01 The Lobby This is the first welcoming point of the waste management hub, channelling the public and workers to their respective destinations to engage in different waste treatment activities.

02 Multi-purpose Communal Space This area is a communal place where nearby residents can share ideas of eco-friendly waste treatment and ways of living, carry out handy craftwork and repair work to bring their personal waste a second life, and also exchange of upcycled items. This place can also be hired for organising activities and displaying thematic information.

03 Worker Bay This is where the cleaners get themselves prepared before being sent off to the work sites and get discharged after they are back.

04 Recycling Factory In this area, workers will do secondary classification, cleaning and storage of pre-sorted recyclables.
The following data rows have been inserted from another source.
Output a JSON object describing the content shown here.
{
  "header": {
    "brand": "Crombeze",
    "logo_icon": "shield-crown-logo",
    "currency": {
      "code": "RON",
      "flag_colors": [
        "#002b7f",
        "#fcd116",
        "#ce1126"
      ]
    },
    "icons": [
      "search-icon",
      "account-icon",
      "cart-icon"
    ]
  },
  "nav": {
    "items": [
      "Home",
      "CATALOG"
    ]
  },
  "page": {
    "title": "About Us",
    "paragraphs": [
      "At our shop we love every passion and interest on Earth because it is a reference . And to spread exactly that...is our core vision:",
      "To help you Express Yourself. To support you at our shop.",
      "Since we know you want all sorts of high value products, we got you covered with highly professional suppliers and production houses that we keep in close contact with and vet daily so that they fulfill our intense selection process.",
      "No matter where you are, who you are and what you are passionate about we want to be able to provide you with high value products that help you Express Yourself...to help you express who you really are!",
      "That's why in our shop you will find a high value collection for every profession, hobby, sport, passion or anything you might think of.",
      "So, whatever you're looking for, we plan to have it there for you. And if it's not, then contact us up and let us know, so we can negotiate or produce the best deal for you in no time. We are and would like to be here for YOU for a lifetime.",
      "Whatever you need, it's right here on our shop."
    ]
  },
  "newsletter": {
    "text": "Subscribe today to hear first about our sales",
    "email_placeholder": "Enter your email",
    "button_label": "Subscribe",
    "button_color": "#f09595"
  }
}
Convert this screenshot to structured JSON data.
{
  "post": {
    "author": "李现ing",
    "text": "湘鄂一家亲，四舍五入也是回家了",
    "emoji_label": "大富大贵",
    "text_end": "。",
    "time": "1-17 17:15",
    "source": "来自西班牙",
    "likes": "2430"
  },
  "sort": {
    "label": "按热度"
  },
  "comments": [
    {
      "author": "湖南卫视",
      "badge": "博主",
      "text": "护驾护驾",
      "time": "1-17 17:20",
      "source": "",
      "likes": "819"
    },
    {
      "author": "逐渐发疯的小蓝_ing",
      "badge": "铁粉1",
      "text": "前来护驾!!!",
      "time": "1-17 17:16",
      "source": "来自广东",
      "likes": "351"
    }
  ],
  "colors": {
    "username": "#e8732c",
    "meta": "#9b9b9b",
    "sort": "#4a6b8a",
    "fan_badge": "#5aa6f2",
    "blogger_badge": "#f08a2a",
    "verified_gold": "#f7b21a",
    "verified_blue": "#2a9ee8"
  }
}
05 Waste Disposal Area This is where public waste from the neighbourhood are collected (from street cleaners, refuse collection vehicles or directly delivered by the public) and stored for further reorganisation and treatment.

06 Staff Social Zone This area is exclusive for staff use – a resting space for cleaners to relax and take a break from their duties, establish their social life in the workplace and their sense of belonging. Visits to the cleaners by concern groups could be occasionally arranged here.

An ideal integrated system
Connectivity between zones
  • Direct access from the main road to The Lobby which offers the public a welcoming setting
  • Easy access between The Lobby and the Multi-purpose Communal Space to facilitate public engagement in various activities
  • Visual connection from the Multi-purpose Communal Space to Recycling Factory so that the two recycling processes are related but at the same time the noise and odor in the recyclable collection space are separated from the communal area
  • Potential connection from the Multi-purpose Communal Space to the Staff Social Zone for more active interaction between cleaners and members of the public
  • A service corridor acts as a buffer to separate Worker Bay and public area with waste processing area like Waste Storage and Disposal Area and Recycling Factory
  • Worker Bay is adjacent to Staff Social Zone to facilitate workers to have their breaks between shifts
  • Recycling Factory shares loading bay with Waste Storage and Disposal Area for better use of space and also to facilitate collection of bulk amount of recyclables from the neighbourhood
  • Efficient circulations are established inside Waste Storage and Disposal Area and Recycling Factory for all types of carts, trolleys, vehicles, etc. with well-demarcated parking areas

Mapping the system


Mapping the system is the most important part of the project. The district plan of building the new waste treatment center involves different parties and stakeholders, such as related government departments, residents in the Hung Shui Kiu District, community groups, workers as well as district officers. The aforementioned mapping of the system demonstrates a clear understanding of the needs and concerns of the different parties.

In order to facilitate the communication and innovative community design, JCDISI has proposed the following working model for future reference:





Public participation and stakeholders’ consultation


For better execution of some forward-looking social innovation projects, various stakeholders in the society should explore together the best way of cooperation. After the trial of designing the multi-purpose waste management building, we believe trust and a balanced division of work among different parties, including the university department that is in charge of social innovation, related government departments, community organisations, professionals (architects and designers), and the local community, are crucial. On the one hand, it is unrealistic to rely only on the local community, the laymen, to complete the design. On the other hand, we cannot let the professionals work behind closed doors and build everything only according to their knowledge. We need to explore ways of implementing a social innovation project that every stakeholder can trust each other, maintain balance among each other’s role, and efficiently participate in the implementation process.